Feature/region support #326

blychs · 2024-12-31T05:59:14Z

Adds new region support in the form of a specific utility (util/region_select.py). The docs are updated accordingly.
This includes:
Old capabilities, but using xarray instead of pandas (and the .where method instead of a query). The query is still and option in the utility, but due to how I change the driver, I don't see how it would really be required by the code. xarray has a "query" method, but I couldn't make it work and I believe it requires the use of a dimension to query along, which I don't think we want.

New, advanced region support.
auto-region now includes auto-region:custom, allowing the user to provide a lonlat box. It is currently somewhat limited, though, and it cannot cross the antimeridian. The box has to be provided in the new keyword domain_info.

New, advanced region support with regionmask. These require the use of the new keyword domain_info.
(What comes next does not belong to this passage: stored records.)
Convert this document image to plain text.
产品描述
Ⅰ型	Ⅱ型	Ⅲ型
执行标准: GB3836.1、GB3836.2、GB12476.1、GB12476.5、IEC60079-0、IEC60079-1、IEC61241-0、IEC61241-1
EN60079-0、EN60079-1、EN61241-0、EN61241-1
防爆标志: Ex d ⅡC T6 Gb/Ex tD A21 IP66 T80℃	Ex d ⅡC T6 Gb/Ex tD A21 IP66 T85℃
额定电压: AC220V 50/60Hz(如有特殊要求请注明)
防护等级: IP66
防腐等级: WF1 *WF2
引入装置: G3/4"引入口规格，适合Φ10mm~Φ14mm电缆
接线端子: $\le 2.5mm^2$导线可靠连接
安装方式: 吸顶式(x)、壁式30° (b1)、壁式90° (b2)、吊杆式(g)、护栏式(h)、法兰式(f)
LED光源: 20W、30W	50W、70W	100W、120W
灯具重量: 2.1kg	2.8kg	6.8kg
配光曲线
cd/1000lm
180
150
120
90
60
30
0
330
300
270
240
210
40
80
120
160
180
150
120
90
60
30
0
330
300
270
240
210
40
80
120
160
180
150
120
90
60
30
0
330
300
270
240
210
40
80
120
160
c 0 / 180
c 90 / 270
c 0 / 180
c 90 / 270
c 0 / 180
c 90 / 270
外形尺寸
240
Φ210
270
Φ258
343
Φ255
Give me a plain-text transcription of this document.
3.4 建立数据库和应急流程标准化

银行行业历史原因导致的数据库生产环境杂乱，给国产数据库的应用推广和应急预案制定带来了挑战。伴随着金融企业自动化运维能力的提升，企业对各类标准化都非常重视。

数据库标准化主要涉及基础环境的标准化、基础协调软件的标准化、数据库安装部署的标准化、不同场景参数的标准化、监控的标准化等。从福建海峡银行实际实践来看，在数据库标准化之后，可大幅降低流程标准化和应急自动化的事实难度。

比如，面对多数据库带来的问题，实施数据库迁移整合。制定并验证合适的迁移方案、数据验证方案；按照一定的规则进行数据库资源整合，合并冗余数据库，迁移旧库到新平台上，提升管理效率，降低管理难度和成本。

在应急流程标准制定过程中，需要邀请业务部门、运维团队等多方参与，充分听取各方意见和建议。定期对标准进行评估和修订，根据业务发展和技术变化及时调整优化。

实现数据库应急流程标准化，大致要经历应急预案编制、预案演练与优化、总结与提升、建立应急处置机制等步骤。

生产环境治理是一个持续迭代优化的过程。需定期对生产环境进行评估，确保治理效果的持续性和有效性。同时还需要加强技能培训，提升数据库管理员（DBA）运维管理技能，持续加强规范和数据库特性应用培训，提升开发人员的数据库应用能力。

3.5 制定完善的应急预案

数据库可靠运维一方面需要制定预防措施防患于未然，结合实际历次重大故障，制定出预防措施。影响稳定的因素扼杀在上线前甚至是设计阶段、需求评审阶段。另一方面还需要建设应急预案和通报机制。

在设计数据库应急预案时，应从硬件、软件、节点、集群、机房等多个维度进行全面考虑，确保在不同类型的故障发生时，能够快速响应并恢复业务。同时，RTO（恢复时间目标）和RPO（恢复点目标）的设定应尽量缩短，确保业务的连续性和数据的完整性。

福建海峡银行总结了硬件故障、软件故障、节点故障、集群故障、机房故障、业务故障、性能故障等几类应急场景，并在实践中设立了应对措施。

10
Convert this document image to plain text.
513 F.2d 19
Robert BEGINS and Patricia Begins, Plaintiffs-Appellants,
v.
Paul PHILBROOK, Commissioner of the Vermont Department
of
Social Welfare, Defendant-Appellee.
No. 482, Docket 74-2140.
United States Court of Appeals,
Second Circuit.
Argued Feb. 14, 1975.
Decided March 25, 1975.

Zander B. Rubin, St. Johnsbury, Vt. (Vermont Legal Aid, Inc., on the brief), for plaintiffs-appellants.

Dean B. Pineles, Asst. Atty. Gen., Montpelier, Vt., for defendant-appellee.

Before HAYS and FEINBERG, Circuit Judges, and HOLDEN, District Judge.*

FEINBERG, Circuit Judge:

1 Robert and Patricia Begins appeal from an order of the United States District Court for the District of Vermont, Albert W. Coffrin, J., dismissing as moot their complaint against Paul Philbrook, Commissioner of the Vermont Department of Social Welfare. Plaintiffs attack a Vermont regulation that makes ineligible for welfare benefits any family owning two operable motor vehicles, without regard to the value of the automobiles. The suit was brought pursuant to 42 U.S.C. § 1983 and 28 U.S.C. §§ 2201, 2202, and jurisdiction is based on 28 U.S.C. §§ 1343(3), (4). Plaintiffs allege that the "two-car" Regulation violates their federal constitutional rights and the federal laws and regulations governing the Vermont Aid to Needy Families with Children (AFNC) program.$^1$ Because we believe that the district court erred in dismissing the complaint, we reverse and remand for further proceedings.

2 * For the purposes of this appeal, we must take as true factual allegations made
The new capabilities include:

Defining one or more polygons with custom:auto_polygon in domain_type. Holes in the polygon are permitted by regionmask, but I have not added that capability yet (I am not sure about the best way to do it, since it would require turning things into another dictionary, I believe).
Using regionmask's defined_regions method with custom:defined_regions. These need to be defined, once again, in domain_info.
Using a shapefile/geojson with custom:custom_file. The path or URL of the file need to be defined in domain_info. There are a few undesirable thing about how I did the automatic download, though, and if you have better suggestions I'd be happy to change the code:
- I am not using pooch, but downloading the files manually. The reason for this is that I was not able to find a way to tell pooch to use the content-disposition keyword of a URL when downloading, leading to errors when the URL did not end with the name of the file. I'd rather not make the user provide that, since it's not always certain. I'm sure that there must be a way, but I could not find it.
- The code does not check if the file exists, and just overwrites it. If you ask for multiple tasks using the same domain, it downloads it again every time. This is silly, and could be avoided by using pooch, which would also test the checksum. Once again, I could not find an easy way to avoid this when the URL does not end with the appropriate file name, which happens quite often (for example, in my tests).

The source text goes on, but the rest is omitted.